If the Washington Redskins can come to terms with the origins of its name, why can’t the El Paso community do the same? According to the online edition of the Cambridge Dictionary, whitewashing is “an attempt to stop people finding out the true facts about a situation”. In a recent article, we added “cultural whitewashing” to the debate. We argued that cultural whitewashing is not about racism, but rather about minimizing the dominant culture of El Paso to replace it with a minority one. We also argued that it was an important debate to have.
Whitewashing is not racism, although racism plays a part in it. But we must dispense with the term racism and focus on what whitewashing is to fully understand it and counter it. The easiest way to explain whitewashing is to point out that white actors are normally cast to play historical actors that are not white.
There is a very poignant example of Hollywood whitewashing in the 1956 movie, The Conqueror. In The Conqueror, the main character is Genghis Khan, an Asian, who was played by John Wayne.
However, the most obvious whitewashing is the numerous images across the globe of Jesus Christ that is represented as a Caucasian man in what was then, a predominantly a dark-skinned part of the globe. Looking at the images of Christ is like suspending reality and pretending that somehow a Scandinavian Viking suddenly appeared in the Middle East and went on to become the Son of Man.
The infamous Glass Beach Study was a study, paid for by El Paso taxpayers, that articulate whitewashing in El Paso. The study argued that to make El Paso a vibrant city, all Mexicanisms had to be erased from the city and White culture was to replace them. That was the only way El Paso would succeed, according to the study.
Bowie High School is named after a slave trader that was guilty of crimes in his time. That he was a slave trader is part of the discussion but it is a fact that Bowie traded in slaves illegally at the time. Judging him in his time frame means that he was guilty of crimes then. But what matters is that most focus on La Bowie and its legacy forgetting that the underlining namesake is counterproductive to what Bowie and its alumni aspire to be.
NASCAR has reconciled with its Confederacy legacy by eliminating the Confederate flag. The Washington Redskins have decided that their legacy deserves much more. But in El Paso, where is the outrage over Juan de Oñate and the continued displacement of the Mexican culture?
Case in point is self-proclaimed Chicano activist, Jaime Abeytia, arguing for keeping the name of the Redskins while identifying himself as a Native American person.
It is the defense of keeping the name of the Redskins because it means something to an individual that exposes the hidden agenda of El Paso’s cultural whitewashing.
Readers should note the following. Paul Cicala is a former El Paso reporter, thus it is likely that he met Abeytia while in El Paso. But what is most poignant about the interview is that the individuals Cicala interviewed for his presentation found the name offensive to the Native Americans. The first was Net Norris, a Tucson native. Cicala also quoted Arizona Representative Raúl Girjalva, stating that “you either step into this century or you don’t.”

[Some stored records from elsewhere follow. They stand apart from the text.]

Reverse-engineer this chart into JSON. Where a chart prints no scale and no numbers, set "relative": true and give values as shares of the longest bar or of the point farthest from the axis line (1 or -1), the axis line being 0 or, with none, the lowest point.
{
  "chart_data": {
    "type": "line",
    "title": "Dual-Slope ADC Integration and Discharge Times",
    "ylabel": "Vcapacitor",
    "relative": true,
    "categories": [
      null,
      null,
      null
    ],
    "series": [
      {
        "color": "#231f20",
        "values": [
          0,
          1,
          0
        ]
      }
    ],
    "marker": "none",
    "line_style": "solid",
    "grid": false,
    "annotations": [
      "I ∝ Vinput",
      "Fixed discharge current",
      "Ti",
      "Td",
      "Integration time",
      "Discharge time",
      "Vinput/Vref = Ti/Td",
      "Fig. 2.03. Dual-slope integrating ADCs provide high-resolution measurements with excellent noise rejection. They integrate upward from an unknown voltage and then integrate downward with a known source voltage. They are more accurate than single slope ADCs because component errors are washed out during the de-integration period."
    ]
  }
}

Note that both individuals are in Arizona. The poignant part of the news report is that Cicala used someone in El Paso to offer the counter that the Redskins name should be left as is. Was Jaime Abeytia the only “Native American” that Cicala could find to offer the counter? Were there no individuals in Arizona willing to argue that the Redskins should keep their name?
Abeytia arguing that the Redskins should keep their name demonstrates the cultural whitewashing of El Paso.